Leave your emotions at home.

So I am tired tonight after a good IEP. I walked away with a sigh of relief and grateful hope. My son skipped his meeting for the first time. He had a twelve hour day today and he was stuck in rehearsals. He was a bit ticked about missing it but the law has requirements and his birthday is sneaking up. On that night his show will be interpreted for the community.

Monday, November 1, 2010

Public Accommodation Does Not Apply To Pac-Man

I always tell my son he can try anything. I tell him To go for it. Most of the time we are all pleasantly surprised. Sometimes a wee bit disappointed. Halloween was just a really good laugh.
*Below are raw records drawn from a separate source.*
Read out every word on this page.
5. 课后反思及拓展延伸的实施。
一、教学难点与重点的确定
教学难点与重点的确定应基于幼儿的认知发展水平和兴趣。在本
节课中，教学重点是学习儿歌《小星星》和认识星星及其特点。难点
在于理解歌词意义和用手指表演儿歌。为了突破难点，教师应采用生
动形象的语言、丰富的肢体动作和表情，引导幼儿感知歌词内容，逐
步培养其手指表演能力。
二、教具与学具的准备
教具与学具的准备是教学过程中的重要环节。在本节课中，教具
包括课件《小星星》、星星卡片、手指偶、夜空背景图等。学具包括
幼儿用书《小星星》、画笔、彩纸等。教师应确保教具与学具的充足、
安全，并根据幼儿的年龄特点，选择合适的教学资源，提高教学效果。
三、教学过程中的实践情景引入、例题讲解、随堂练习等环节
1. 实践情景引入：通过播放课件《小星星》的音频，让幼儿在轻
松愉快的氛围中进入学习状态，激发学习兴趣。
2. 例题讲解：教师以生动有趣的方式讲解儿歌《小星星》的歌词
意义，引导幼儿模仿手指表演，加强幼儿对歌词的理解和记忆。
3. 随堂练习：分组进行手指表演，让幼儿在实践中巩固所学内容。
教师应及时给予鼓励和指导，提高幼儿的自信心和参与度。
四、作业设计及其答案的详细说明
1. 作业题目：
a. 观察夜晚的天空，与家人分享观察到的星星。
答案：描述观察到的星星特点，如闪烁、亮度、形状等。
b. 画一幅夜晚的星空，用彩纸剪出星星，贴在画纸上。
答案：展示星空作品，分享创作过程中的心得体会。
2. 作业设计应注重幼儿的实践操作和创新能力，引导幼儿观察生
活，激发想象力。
He really wanted to be Pac-Man. So the costume was built, at the last minute. Now take a good look at the picture. Could he have made it any harder for him to communicate? Remember my son is deaf. Notice the lack of visual access and the hands. He went to a party with his friends from school. He tells me that when he would go to doors with them he would get stuck in the crowd and not be able to turn to look behind him to leave. He fell down, the costume eventually ripped. We had a really good laugh last night he about his adventure. Good news is the costume was a hit and he had a blast and because the costume ended up destroyed I don't have to store it in my basement.